As the wind swept across a cornfield from which all but the stalks with one or two flaxen leaves had been stripped, the long leaves streamed and flapped before the breeze like yacht pennants. In the orchards piles of red and of yellow apples shone in the sunlight, and when one still depended from the tree it was as bright as a gilt ball on a Christmas-tree.
The oaks still held their leaves stubbornly, but the blood had gone from them and their color was of tanned leather, deepening in places to a dull maroon. The dry stubble fields, closely cropped mowings, and rank meadows were all aglow with evenly spread color. The stubble fields were purplish, the fields pale yellow, and the meadows deep straw color. Masses of goldenrod stalks were well named, for they were golden brown. Their leaves were dull brown. If as the train dashed between gravel banks I caught a flash of crimson on the sand, I knew that blueberry bushes had caught root there.
The daylight faded early, but as the sun sank it poured more and more color into the hills. Reflected rays danced from the window-panes of farmhouses on the high slopes to the east of the track. Such glimpses of isolated buildings have a flavor of home and snugness which no city suggests. The absence of leaves and the presence of many shadows cast by the low November sun revealed more clearly than usual the pleasing contours of glacial hills and their eroded sides. Most of the gravelly products of the glacier are graceful in outline, composed of easy curves or gentle undulations. Not only are the sky lines grateful to the eye, but those which curve forward and back along the line of vision have in them the element of beauty. The cutting of banks by streams leaves many a gentle terrace which advances, retreats, now makes a bold front, the next moment shrinks away in a bow-shaped bay. Ice and water seem to abhor straight lines, but to love rhythmic motion. Upon a small glacial mound shaped like a beehive stood a single pine, brave-limbed and lichen-grown. I have noticed it for years, and something in its pose always suggests “The Monarch of the Glen,” with head erect and every sense alert. It was much fuller of animation than the flock of dingy sheep which at first sight I thought to be moss-covered boulders.
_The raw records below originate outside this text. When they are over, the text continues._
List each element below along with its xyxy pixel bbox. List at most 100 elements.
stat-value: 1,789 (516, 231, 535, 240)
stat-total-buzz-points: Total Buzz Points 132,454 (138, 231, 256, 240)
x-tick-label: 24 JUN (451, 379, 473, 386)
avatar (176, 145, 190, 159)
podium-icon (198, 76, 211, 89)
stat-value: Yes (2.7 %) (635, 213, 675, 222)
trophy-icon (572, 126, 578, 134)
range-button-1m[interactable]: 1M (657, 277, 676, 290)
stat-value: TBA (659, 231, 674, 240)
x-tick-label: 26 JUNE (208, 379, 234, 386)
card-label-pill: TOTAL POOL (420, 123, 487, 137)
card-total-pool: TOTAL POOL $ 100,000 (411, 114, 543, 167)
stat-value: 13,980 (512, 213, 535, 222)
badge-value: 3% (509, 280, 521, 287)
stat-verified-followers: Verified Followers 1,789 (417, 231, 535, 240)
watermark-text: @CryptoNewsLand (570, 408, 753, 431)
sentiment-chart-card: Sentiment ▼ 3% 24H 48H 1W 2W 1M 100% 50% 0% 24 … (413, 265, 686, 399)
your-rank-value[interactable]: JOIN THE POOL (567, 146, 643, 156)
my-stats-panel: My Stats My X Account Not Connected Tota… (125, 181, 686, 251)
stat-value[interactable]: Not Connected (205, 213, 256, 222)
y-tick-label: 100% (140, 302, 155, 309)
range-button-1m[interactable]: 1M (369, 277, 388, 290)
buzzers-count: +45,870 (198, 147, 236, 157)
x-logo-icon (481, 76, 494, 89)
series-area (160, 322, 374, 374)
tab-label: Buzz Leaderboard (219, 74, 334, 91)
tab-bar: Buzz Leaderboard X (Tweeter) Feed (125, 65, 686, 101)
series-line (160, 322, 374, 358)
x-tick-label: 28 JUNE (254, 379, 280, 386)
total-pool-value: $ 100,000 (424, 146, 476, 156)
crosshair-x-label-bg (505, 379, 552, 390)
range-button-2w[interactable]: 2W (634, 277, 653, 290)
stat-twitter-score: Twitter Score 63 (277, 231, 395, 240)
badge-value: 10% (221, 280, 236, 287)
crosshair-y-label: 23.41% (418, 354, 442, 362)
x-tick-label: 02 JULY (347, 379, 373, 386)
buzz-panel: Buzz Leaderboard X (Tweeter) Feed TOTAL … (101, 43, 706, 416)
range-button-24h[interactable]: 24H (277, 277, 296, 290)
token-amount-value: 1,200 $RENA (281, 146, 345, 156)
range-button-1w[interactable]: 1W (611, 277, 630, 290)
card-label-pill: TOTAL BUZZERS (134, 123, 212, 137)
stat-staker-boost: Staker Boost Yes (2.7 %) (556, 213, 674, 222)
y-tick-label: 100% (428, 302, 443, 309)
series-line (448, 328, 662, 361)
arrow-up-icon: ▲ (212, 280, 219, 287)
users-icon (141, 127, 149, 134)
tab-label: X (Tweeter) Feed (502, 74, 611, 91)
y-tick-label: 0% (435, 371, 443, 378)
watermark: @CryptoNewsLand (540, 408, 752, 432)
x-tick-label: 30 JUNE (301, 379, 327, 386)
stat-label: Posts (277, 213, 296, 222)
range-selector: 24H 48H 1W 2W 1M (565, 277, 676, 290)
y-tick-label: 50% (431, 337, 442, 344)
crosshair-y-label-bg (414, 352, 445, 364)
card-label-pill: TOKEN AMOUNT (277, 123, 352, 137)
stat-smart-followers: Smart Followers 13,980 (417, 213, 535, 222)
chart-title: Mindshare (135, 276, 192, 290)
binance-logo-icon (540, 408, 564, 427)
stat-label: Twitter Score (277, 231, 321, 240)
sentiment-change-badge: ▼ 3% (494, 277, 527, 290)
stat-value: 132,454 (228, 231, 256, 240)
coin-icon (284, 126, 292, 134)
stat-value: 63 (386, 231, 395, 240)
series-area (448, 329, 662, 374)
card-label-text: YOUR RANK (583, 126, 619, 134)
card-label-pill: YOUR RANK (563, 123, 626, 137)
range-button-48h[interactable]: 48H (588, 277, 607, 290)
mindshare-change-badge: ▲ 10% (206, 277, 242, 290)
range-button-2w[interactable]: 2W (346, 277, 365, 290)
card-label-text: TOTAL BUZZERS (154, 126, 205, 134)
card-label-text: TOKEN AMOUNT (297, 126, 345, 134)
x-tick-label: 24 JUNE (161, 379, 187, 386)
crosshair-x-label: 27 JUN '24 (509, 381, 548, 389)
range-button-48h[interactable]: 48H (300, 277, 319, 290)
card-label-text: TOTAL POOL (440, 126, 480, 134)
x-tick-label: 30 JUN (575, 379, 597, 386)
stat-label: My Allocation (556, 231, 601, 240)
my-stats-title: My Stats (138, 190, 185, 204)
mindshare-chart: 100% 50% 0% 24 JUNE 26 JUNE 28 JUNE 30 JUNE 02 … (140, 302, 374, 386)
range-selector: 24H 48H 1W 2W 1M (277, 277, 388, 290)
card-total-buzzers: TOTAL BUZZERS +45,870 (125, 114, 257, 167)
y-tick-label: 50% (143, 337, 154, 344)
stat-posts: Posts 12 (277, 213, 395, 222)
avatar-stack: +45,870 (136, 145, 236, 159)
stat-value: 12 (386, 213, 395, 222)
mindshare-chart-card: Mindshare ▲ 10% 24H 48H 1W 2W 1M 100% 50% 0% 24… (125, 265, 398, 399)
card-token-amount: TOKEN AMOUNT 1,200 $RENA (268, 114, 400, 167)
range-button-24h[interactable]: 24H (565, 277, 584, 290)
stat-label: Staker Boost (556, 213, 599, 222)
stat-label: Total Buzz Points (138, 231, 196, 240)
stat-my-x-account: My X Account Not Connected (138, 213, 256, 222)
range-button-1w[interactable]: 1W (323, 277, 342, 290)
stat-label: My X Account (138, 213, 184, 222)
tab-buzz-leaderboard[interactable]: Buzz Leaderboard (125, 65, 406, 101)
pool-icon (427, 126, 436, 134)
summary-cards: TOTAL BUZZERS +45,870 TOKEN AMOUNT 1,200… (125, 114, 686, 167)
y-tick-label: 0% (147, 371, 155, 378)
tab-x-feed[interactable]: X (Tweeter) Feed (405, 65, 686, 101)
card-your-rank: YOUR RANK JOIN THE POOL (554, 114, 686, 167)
The sun set not long after four o’clock, and the sky borrowed from it fleeting rosy light. Then the yellow-white steam from the engine billowed past my window, and through it shone the blue-white snow, making the steam seem soiled. As I looked forward at fields which we were approaching, no snow was to be seen, yet as we passed them and I looked back upon the northern side of their inequalities they were wholly white.
When the lamps were lighted in the car my eyes rested, fascinated, upon the gilded axe which always hangs above the car door. Significant emblem of our civilization, which cynically takes unwarrantable risks with life, limb, and property, in order that man may increase his misery by perpetually hurrying!
The gleam of Six Mile Pond told me that the train was in Madison. A moment later I was standing in the crisp night air knocking for supper at the tavern door.
When we say “It is two miles from Madison to Tamworth Iron Works,” we do not tell the whole truth. It would be better to add, “over the top of Deer Hill.” For years Madison has gone to Tamworth over Deer Hill, or else it has stayed at home and wished that Deer Hill was elsewhere. How long grim devotion to the one occupied farm on Deer Hill will force the inhabitants of two townships to ignore the fact that a level road could readily unite them remains to be seen. Deer Hill given back to Charles’s Wain as the only team enduring enough to travel steadily over it would be Deer Hill justly dealt with at last.
At seven o’clock I stood on the crest of this stumbling-block to progress and gazed at its view of sky and forest. The moon struggled with eastern cloud-banks. In the north, white clouds drifted over whiter mountain ridges. Once the peak of Chocorua peeped through its veil and caught upon its marble sides the radiance of the coy moon. After following the road to within a quarter of a mile of the Iron Works, I left it and struck northwestward across the moor towards the Chocorua House. Suddenly I saw an object upon the level stubble which suggested danger. For many years I have lived in dread of meeting and being pursued by a skunk at night. Had the moment arrived? Edging away from the object, I watched it keenly. Did it move? No. Yes! It was turning its head towards me and lifting that dreaded tail straight above its back. Still at least fifteen feet from the beast, I kept steadily on my way in a semicircle round it. The skunk revolved, keeping his head towards me, and then I saw his tail snapped forward irritably. I had reached a stone wall, and, springing upon it, I hooted after the manner of owls, barked after the manner of dogs, and then fled after the manner of men. I neither saw nor smelt anything more of the skunk.
My way took me into the golden beech wood on the border of the moor. The moon, now free from clouds, shed a soft, dim light into the grove. Scarcely a leaf clung to the trees, but upon the ground they were heaped up ankle deep. As there had been crackling ice in all the pools in the road, it was not wonderful that the waters of the leaf-hidden brook were very cold.
An hour after leaving Madison I stood before an open birch-wood fire in Chocorua Cottage. Not only did its warmth appeal to my cheeks and fingers, but something in the whirl of its flames and the snap of its sparks made my heart beat more in tune with all the world.